Lync 2013 – Voicemail Escape

#server, #lync, #skype4b edit this page

With the availability of all Office Wave 15 products, Lync 2013 piloting has begun. Exciting times :)

So, this is a quick post about a new feature in Lync Server 2013, voicemail escape. What this does is, essentially providing a “too soon” timer for PSTN calls. Ok, you might say, why do I need such a thing?

Well, if an enterprise voice user configures simultaneous ringing on her mobile phone, and that phones battery died or she wandered into an area with no network coverage, her provider’s voicemail would answer. Now, even if she was sitting on her desk, she might never get the call, as the caller would always go to her voicemail.
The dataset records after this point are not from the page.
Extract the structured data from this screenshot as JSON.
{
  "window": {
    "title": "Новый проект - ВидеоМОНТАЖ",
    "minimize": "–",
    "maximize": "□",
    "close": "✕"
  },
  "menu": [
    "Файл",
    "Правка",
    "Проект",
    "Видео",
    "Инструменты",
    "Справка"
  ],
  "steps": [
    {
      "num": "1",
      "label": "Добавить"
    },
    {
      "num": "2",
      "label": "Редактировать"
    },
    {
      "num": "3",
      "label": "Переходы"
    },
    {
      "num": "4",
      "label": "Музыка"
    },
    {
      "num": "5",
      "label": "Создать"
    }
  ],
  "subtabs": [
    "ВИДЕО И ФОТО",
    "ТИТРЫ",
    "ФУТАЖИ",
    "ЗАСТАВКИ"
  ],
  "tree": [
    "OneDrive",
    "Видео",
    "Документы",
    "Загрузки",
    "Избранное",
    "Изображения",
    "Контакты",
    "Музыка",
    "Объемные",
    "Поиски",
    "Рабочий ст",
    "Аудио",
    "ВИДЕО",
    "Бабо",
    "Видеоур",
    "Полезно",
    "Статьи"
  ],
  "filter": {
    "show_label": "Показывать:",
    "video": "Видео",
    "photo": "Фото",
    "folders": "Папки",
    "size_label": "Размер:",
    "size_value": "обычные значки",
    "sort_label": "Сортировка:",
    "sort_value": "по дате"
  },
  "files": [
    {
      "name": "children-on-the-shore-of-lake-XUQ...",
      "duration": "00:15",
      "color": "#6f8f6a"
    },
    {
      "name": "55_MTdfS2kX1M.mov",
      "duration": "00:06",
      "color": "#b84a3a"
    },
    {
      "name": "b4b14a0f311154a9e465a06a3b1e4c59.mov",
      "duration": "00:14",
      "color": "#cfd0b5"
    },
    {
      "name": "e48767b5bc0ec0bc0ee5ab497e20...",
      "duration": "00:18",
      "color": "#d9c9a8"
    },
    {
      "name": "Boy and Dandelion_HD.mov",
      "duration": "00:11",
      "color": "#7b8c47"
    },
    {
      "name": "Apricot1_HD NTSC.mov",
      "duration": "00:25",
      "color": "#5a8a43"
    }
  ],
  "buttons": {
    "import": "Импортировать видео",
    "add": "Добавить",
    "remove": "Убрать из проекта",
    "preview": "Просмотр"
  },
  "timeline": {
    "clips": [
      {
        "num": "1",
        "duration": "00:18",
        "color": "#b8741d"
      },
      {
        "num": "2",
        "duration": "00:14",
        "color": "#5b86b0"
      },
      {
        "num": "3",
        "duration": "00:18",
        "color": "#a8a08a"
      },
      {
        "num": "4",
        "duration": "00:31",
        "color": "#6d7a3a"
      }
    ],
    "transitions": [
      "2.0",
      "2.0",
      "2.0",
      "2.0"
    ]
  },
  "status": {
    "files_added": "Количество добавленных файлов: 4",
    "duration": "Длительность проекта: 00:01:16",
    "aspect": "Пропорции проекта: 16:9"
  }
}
Voicemail escape defines a timer using the “Set-CsVoicePolicy” cmdlet, if a call is answered before that timer elapsed, Lync would ignore that answer and keep the call on premises.

Enable the VoicemailEscapeTimer:

Set-CsVoicePolicy -EnableVoicemailEscapeTimer:$true -PSTNVoicemailEscapeTimer:5000

EnableVoicemailEscapeTimer enabled the timer.
PSTNVoicemailEscapeTimer sets the timer (in ms) used to determine whether or not a call has been answered “too soon”.

Monitoring

The Lync Monitoring server shows those ignored answers with a SIP Response Code of 480 and a Reason of: ’Terminating call as it is answered earlier than the specified voicemail escape timer’

image

The Lync Server Logging tool (Component: S4, Level: All) shows the timer in the SIP INVITE packet as:

ms-vm-escape-timer: 5000

You may have to tune the timer depending on your setup and the providers you are using. I had to set it pretty high to actually see an effect.